Saturday, September 23, 2023

Seventeenth Sunday after Pentecost


These parables over the last few Sundays are part of the “Five Discourses” of Jesus that help define the structure of Matthew’s gospel. The other discourses are The Sermon on the Mount, The Church, and the End Times.  Today’s parable is unique to Matthew’s gospel. 

Remember, parables were not so much moral lessons that we are familiar with in Western literature (i.e., Parable of the Tortoise and Hare, etc.). These parables were designed to convey a particular experience of our relationship with Christ/God. It isn’t so much striving to “get them” as letting them “get to us,” as theologian Robert Farrar Capon discusses in his book The Parables of Grace. Capon argues that the parables of Jesus are an icon of himself. They are “lights shining out of the house of faith itself, inviting us home” (3).

In today's parable, it seems that our landowner (God) is acting strangely in paying workers who were hired for a few hours for the same wage as those working a full day.  As in many of Jesus’ parables, there is something weird in the story. There isn’t anything particularly unusual about workers feeling as if they don’t get a just wage, but the rather strange practice of simply paying workers a full day’s wage for those working considerably less than a full day is strange indeed. Also, the landowner goes himself and hires workers towards the end of the day who everyone else has passed over; he is scraping the bottom of the barrel without seemingly needing to And what’s more puzzling is that he feels the need to entice these workers with a full day’s wage. I think it would be safe to say the landowner isn’t a very good businessman. And this gives us our first insight into the parable: The landowner’s actions are representative of God’s irrational generosity. Think of the Parable of the Sower, the farmer who broadcasts the precious commodity of seeds recklessly, with some of the seeds falling on good ground, some on rocky soil, and still others on hard dirt adjacent to the field; a pretty poor farmer!  God’s apparent foolishness is also on display as the father welcomes home his prodigal son with open arms and throws him an extravagant party after squandering his inheritance and turning his back on his family.

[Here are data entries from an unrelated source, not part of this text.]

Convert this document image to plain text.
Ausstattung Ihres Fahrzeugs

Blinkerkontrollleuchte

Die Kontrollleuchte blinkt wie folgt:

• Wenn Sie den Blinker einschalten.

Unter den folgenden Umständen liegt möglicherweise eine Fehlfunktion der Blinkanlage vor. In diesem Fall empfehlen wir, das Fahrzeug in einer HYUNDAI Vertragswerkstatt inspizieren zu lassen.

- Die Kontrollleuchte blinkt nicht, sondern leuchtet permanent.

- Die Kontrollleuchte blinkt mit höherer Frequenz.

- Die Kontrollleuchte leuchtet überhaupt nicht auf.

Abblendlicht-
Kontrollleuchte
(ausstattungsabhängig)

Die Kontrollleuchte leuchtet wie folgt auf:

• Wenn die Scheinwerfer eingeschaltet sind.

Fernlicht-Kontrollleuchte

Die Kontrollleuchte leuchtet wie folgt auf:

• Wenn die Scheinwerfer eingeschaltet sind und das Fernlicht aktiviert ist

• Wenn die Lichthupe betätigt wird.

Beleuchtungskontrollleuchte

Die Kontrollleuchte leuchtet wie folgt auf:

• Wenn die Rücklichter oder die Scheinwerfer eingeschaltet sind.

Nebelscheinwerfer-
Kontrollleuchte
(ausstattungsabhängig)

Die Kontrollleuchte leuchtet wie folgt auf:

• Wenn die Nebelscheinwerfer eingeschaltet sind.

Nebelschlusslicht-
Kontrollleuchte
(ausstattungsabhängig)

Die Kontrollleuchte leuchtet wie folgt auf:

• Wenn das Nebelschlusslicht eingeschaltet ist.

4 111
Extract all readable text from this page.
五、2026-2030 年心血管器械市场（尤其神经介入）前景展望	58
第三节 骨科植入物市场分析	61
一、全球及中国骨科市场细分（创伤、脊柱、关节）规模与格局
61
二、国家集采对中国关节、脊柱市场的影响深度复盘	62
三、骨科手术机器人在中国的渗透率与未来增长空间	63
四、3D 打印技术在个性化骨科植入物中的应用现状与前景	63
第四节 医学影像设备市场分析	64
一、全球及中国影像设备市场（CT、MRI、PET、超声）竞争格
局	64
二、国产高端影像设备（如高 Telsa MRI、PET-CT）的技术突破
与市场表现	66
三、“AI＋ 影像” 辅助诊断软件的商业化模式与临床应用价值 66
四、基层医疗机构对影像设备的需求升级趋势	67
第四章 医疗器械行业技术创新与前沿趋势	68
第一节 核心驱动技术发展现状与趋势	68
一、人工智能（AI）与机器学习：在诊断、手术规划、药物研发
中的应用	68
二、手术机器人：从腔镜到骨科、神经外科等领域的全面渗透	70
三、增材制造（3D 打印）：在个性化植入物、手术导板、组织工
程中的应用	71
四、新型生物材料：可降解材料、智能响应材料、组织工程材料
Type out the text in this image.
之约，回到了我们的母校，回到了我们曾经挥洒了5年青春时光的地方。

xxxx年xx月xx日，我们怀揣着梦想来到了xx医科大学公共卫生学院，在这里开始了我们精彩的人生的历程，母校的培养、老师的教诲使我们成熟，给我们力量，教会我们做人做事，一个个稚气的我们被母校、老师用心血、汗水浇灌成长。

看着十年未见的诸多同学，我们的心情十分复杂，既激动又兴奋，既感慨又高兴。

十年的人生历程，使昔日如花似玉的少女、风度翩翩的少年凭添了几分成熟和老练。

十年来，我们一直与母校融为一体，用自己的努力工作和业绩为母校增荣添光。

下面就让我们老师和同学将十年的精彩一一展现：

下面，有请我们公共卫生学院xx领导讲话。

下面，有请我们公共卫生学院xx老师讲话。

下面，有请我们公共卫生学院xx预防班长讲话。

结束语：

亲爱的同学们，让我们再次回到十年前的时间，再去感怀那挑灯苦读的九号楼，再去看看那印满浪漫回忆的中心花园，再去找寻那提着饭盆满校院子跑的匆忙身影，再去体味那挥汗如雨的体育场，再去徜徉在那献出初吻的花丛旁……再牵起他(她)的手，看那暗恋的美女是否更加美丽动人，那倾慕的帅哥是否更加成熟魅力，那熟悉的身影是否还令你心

All of these parables tell us something essential about God, which Jesus highlights once again in today’s parable: God is hopelessly in love with his creation, evidenced by his divine dysfunctional behavior we call God’s mercy.  The common denominator in these parables, and especially in today’s parable, is God’s grace. A grace that pushes back at our notion of being able to justify receiving God’s love.

The really good news in our parable today is that the kingdom of heaven is not what you have achieved with your life’s work or how much of a failure to achieve moral goodness you have been; it's about where you are with your relationship with God right now. God never stops reaching for you; the moment you accept His embrace, you enter eternity.